Ed è forse soprattutto questo l’aspetto più preoccupante, tale da far resuscitare – sotto lo guardo partecipe di una Trilateral Commission mai come oggi protagonista attiva della governance globale e preoccupata dalle derive alla Tea Party come dalle proteste popolari – il dibattito sull’esigenza di un «terzo partito» in grado di fare «le cose che bisogna fare», senza le lungaggini del confronto palramentare tra forze politiche che devono conquistarsi il consenso elettorale. Sentite un che di familiare? Per forza: «è la globalizzazione, bellezza».
Ma intanto 100 milioni di americani – un terzo della popolazione – è diventata «quasi povera» o peggio. Venti milioni sopravvivono sotto la soglia dei 5.600 dollari l’anno (poco più di 4.000 euro). Degli altri, il 28% ha un lavoro fisso, la casa e l’automobile. Ma non ce la fa a tenere il passo. L’Ufficio del censimento ha diramato i dati ieri, per chi si concepisce come il centro del mondo sono uno shock. A Washington, per esempio, dato l’alto costo della vita, 40.000 dollari l’anno bastano appena per le spese essenziali.

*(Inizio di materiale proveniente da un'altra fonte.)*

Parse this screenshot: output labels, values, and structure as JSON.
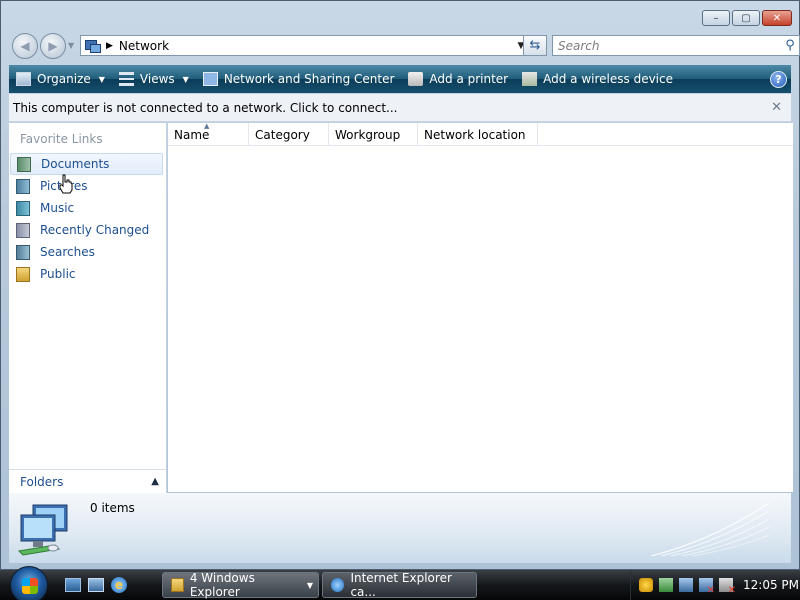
{
  "window": {
    "caption_buttons": {
      "minimize": "–",
      "maximize": "▢",
      "close": "✕"
    }
  },
  "address_bar": {
    "breadcrumb": "Network",
    "search_placeholder": "Search"
  },
  "toolbar": {
    "organize": "Organize",
    "views": "Views",
    "network_sharing_center": "Network and Sharing Center",
    "add_printer": "Add a printer",
    "add_wireless": "Add a wireless device",
    "help": "?"
  },
  "infobar": {
    "message": "This computer is not connected to a network. Click to connect..."
  },
  "nav_pane": {
    "favorite_links_title": "Favorite Links",
    "items": [
      {
        "label": "Documents",
        "icon": "documents-icon",
        "selected": true
      },
      {
        "label": "Pictures",
        "icon": "pictures-icon",
        "selected": false
      },
      {
        "label": "Music",
        "icon": "music-icon",
        "selected": false
      },
      {
        "label": "Recently Changed",
        "icon": "recently-changed-icon",
        "selected": false
      },
      {
        "label": "Searches",
        "icon": "searches-icon",
        "selected": false
      },
      {
        "label": "Public",
        "icon": "public-folder-icon",
        "selected": false
      }
    ],
    "folders_label": "Folders"
  },
  "content": {
    "columns": [
      "Name",
      "Category",
      "Workgroup",
      "Network location"
    ]
  },
  "details": {
    "item_count": "0 items"
  },
  "taskbar": {
    "tasks": [
      {
        "label": "4 Windows Explorer"
      },
      {
        "label": "Internet Explorer ca..."
      }
    ],
    "clock": "12:05 PM"
  },
  "colors": {
    "toolbar_bg": "#17506f",
    "link_blue": "#1d4f91",
    "taskbar_bg": "#15181b"
  }
}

Ma questa situazioe non semmbra scuotere né il senso di responsabilità dei politici, né – tantomeno – quello dei manager delle imprese più grandi, abbiano avuto successo o no. È di ieri, per esempio, la notizia che Maurice «Hank» Greenberg, ex amministratore delegato del colosso assicurativo Aig (salvato con 110 miliardi di dollari pubblici dal fallimento, nel 2008-9) ha fatto causa al governo statunitense chiedendo 25 miliardi per «danni». A suo avviso, infatti, il salvataggio dell’impresa che aveva portato al dissesto era «incostituzionale». Forse ledeva la «libertà d’impresa»…
Di fronte a questa America senza baricentro chiaro, la Cina studia le tendenze dell’economia e prevede una «lunga recessione globale». Il vice premier Wang Qishan ha rotto con il tradizionale linguaggio diplomatico per affermare che le prospettive sono «estremamente gravi», Quella crisi che qui in Occidente si manifesta come «crescita zero», nei paesi ormai «emersi» assume le fattezze dell’inflazione. Qui, infatti, i salari sono fermi da oltre un decennio, ma laggù devono correre con il correre degli investimenti, della produzione crescente, delle carenze di manodopera specializzata (quasi un paradosso, visto da dove son partiti).

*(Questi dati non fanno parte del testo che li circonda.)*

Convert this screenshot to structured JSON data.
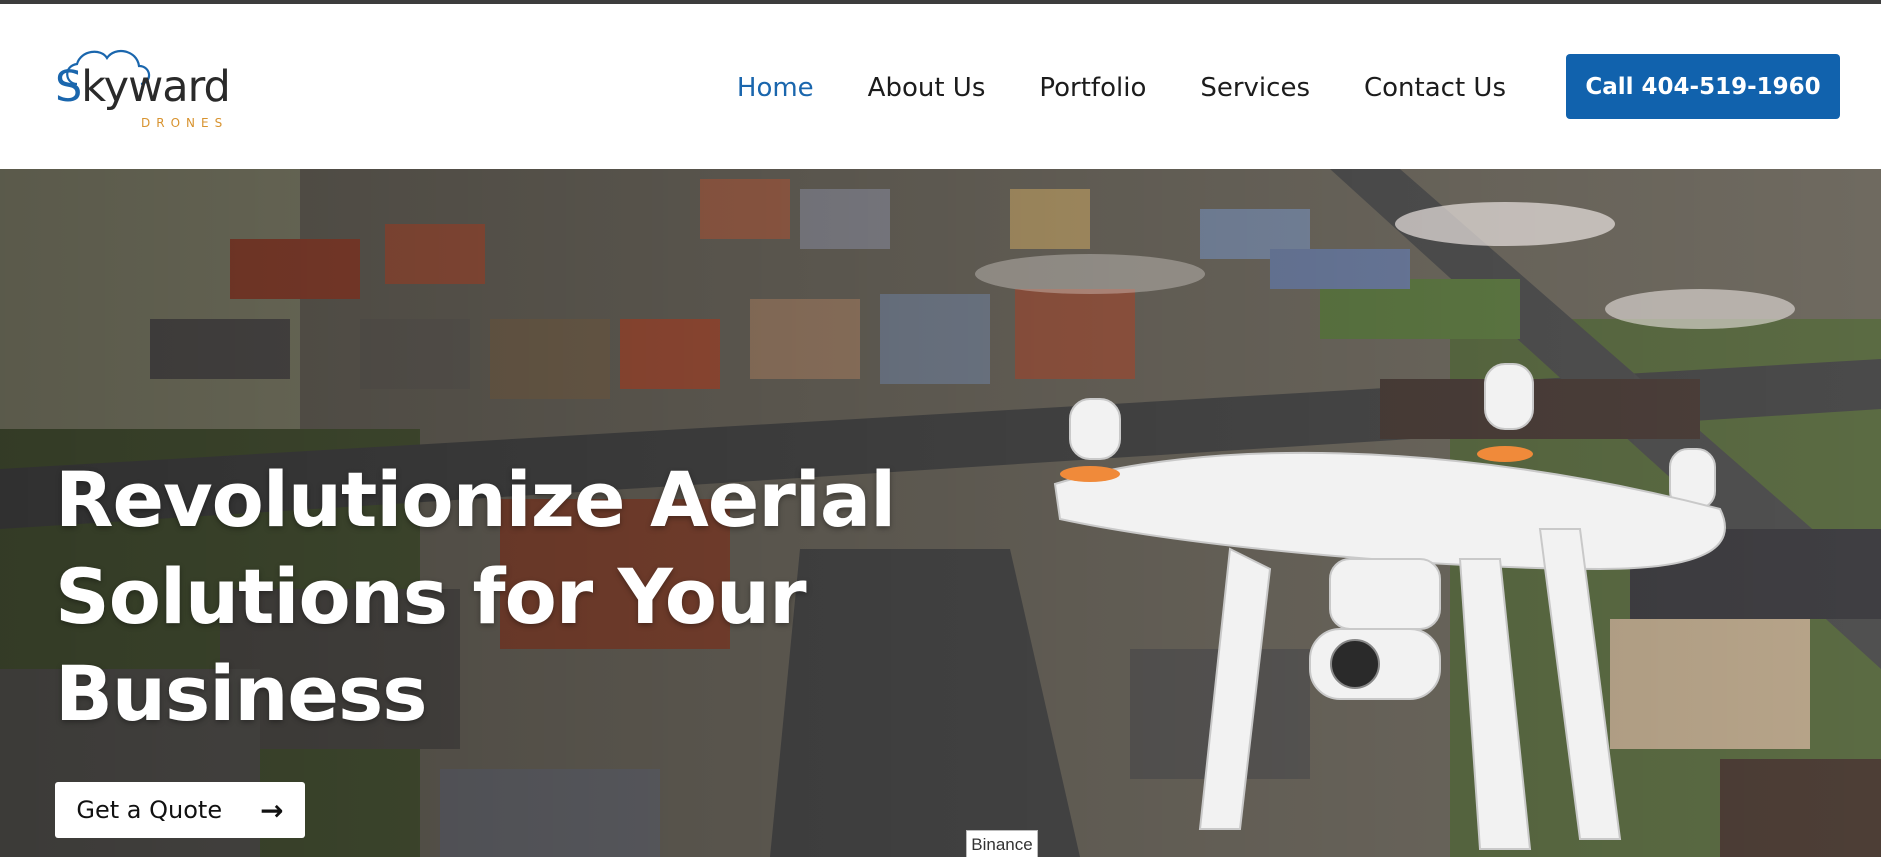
{
  "brand": {
    "name_prefix": "S",
    "name_rest": "kyward",
    "tagline": "DRONES",
    "accent": "#1a66ad",
    "tagline_color": "#d8932f"
  },
  "nav": {
    "items": [
      {
        "label": "Home",
        "active": true
      },
      {
        "label": "About Us",
        "active": false
      },
      {
        "label": "Portfolio",
        "active": false
      },
      {
        "label": "Services",
        "active": false
      },
      {
        "label": "Contact Us",
        "active": false
      }
    ],
    "active_color": "#1a66ad"
  },
  "cta": {
    "call_label": "Call 404-519-1960",
    "color": "#1162ad"
  },
  "hero": {
    "headline": "Revolutionize Aerial Solutions for Your Business",
    "button_label": "Get a Quote",
    "button_icon": "arrow-right-icon",
    "image_description_icon": "aerial-neighborhood-drone-image"
  },
  "tooltip": {
    "label": "Binance"
  }
}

Qui pesa l’immenso debito accumulato grazie alle formule fantasiose – matematica pura, senza rapporto con il «sottostante» di valore – della finanza creativa, con «effetto leva» fantastico (una droga quando si cresce, un tumore quando c’è crisi). Lì si cerca di non perdere di vista il surplus investito in titoli di stato e finanziari occidentali.

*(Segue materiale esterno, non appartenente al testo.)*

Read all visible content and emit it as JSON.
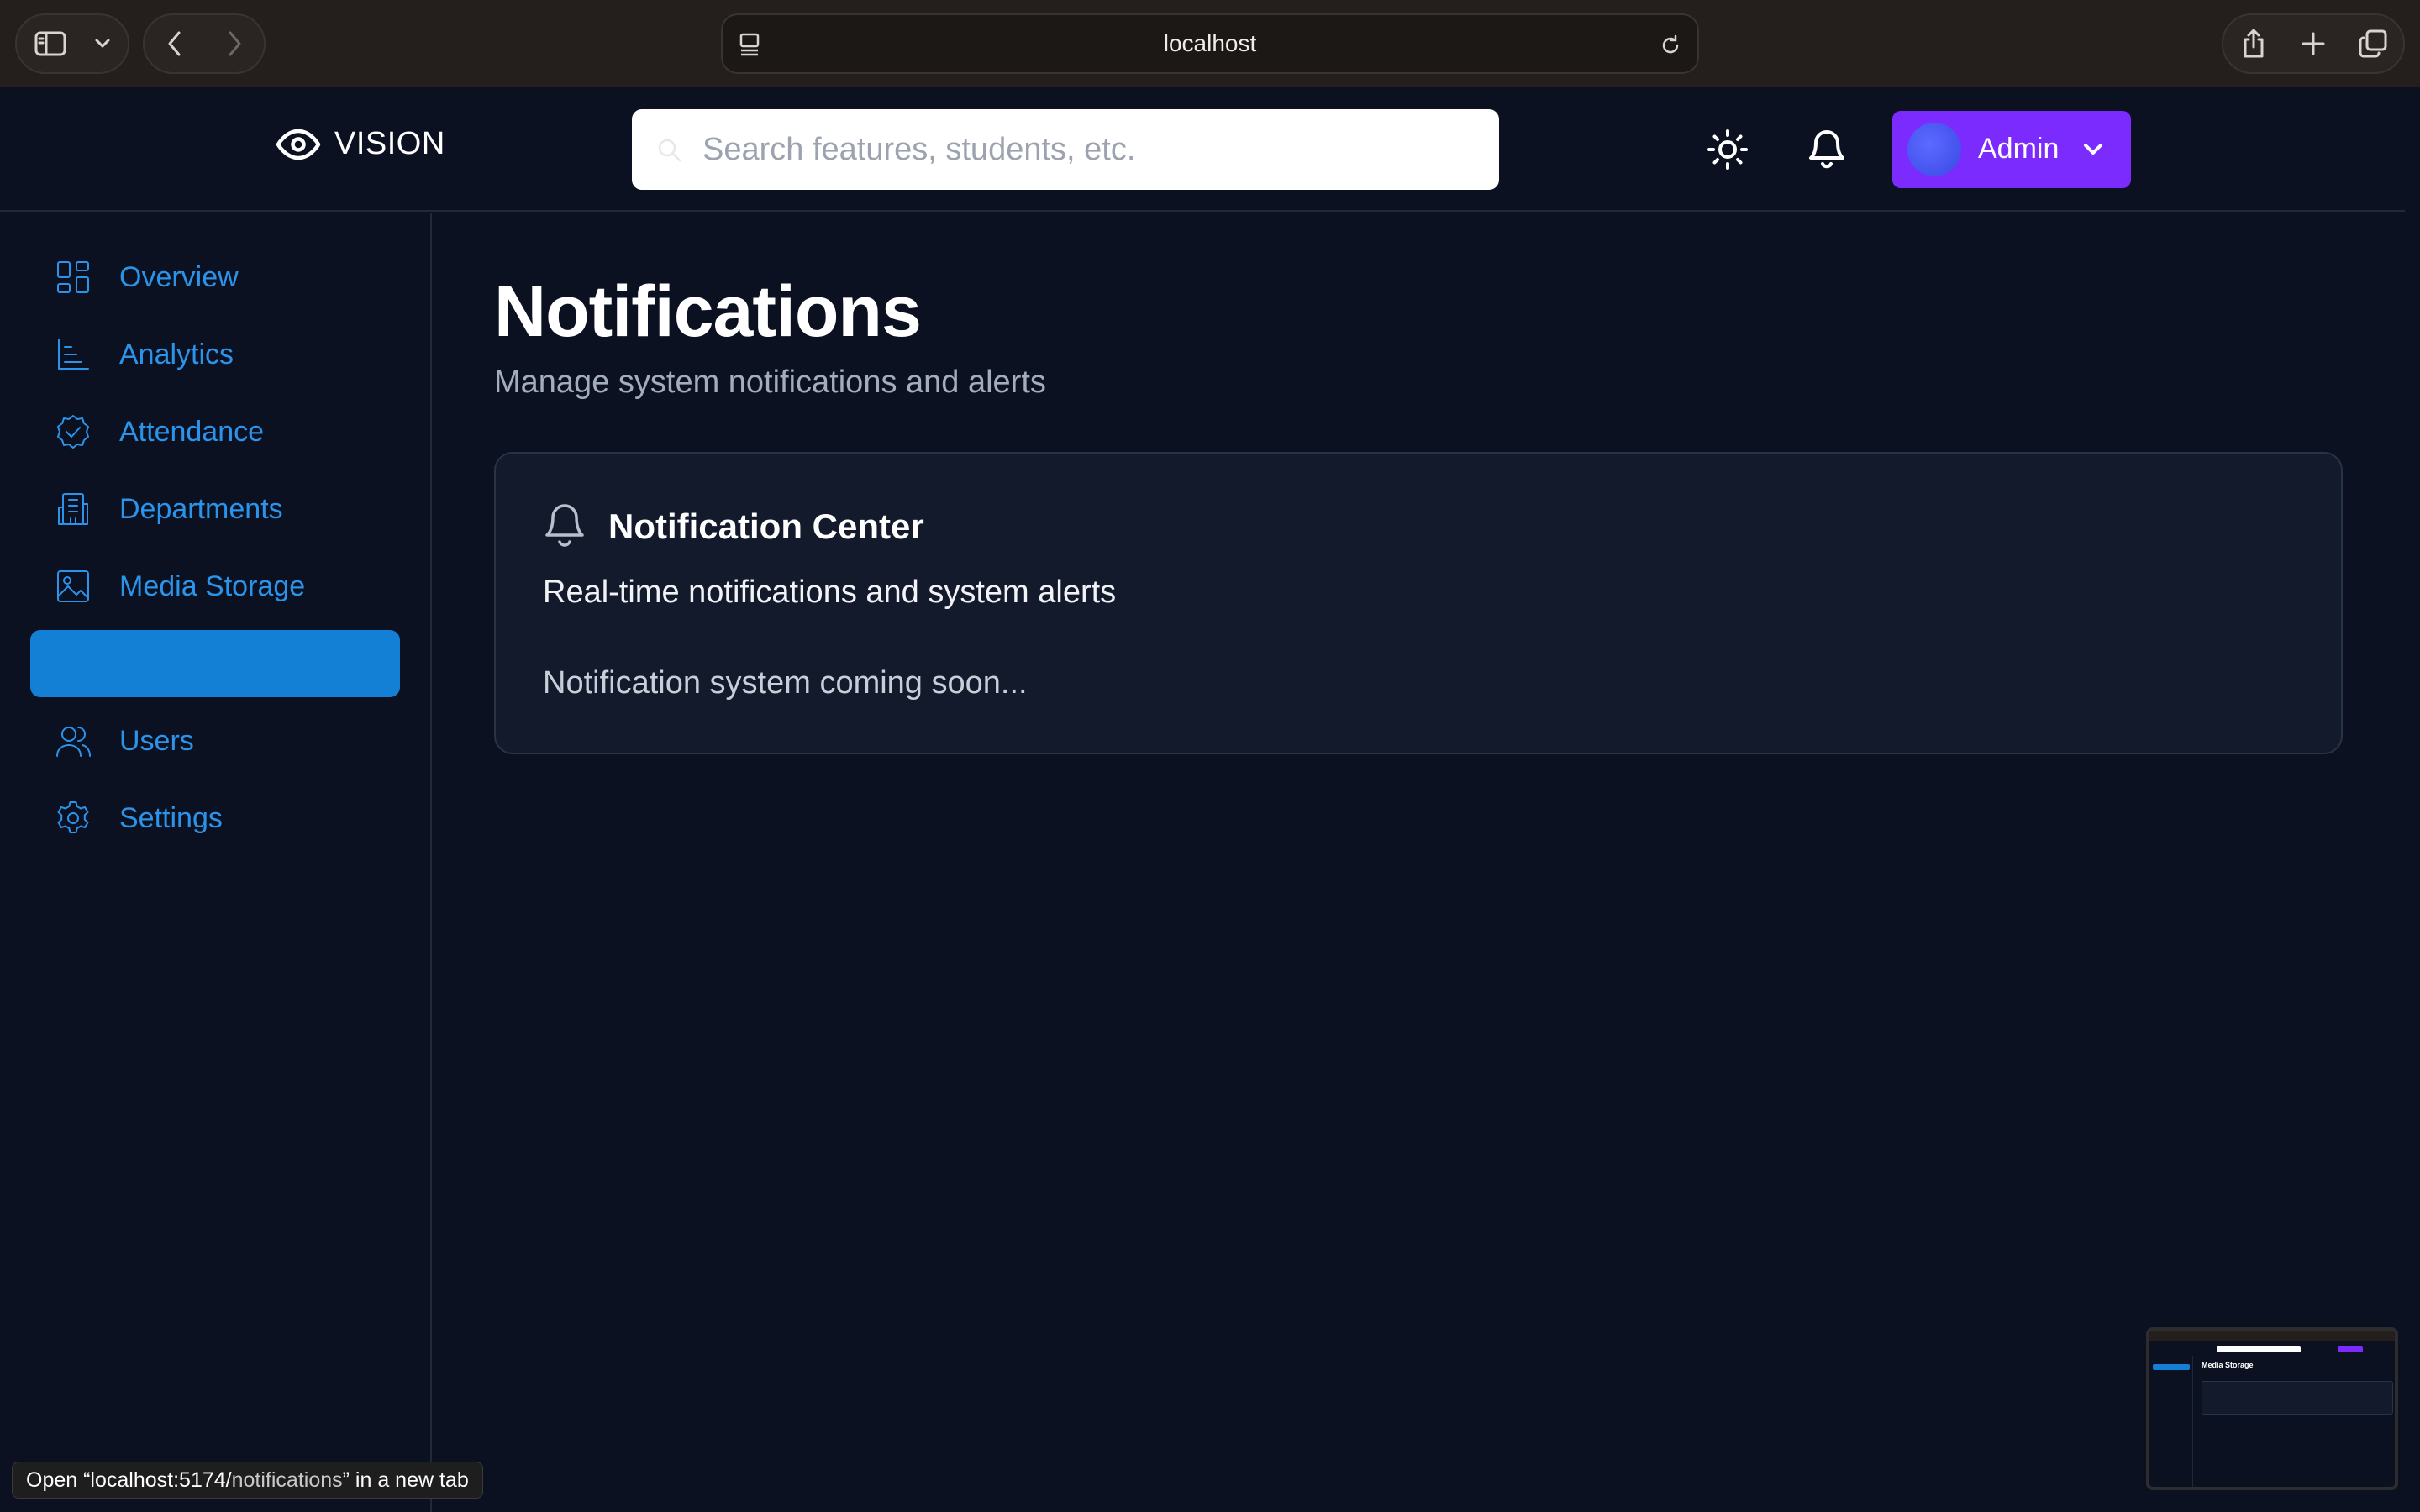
{
  "browser": {
    "url": "localhost",
    "status_prefix": "Open “localhost:5174/",
    "status_path": "notifications",
    "status_suffix": "” in a new tab"
  },
  "header": {
    "logo_text": "VISION",
    "search_placeholder": "Search features, students, etc.",
    "user_name": "Admin",
    "accent_color": "#7c2bff"
  },
  "sidebar": {
    "items": [
      {
        "label": "Overview",
        "icon": "dashboard-icon"
      },
      {
        "label": "Analytics",
        "icon": "bar-chart-icon"
      },
      {
        "label": "Attendance",
        "icon": "badge-check-icon"
      },
      {
        "label": "Departments",
        "icon": "building-icon"
      },
      {
        "label": "Media Storage",
        "icon": "image-icon"
      },
      {
        "label": "",
        "icon": "bell-icon",
        "active": true
      },
      {
        "label": "Users",
        "icon": "users-icon"
      },
      {
        "label": "Settings",
        "icon": "gear-icon"
      }
    ],
    "link_color": "#2b93ea",
    "active_color": "#1380d6"
  },
  "main": {
    "title": "Notifications",
    "subtitle": "Manage system notifications and alerts",
    "card": {
      "title": "Notification Center",
      "description": "Real-time notifications and system alerts",
      "body": "Notification system coming soon..."
    }
  },
  "thumbnail": {
    "title": "Media Storage"
  }
}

Una differenza di vedute che lo stesso Wang Qishan ha sintetizzato a suo modo: «una ripresa non equilibrata sarebbe meglio di una recessione equilibrata». La traduzione, non difficile, è: «lasciateci crescere in pace, non chiedeteci di far apprezzare troppo la nostra moneta, non è utile neanche per voi che noi vi seguiamo nella crisi».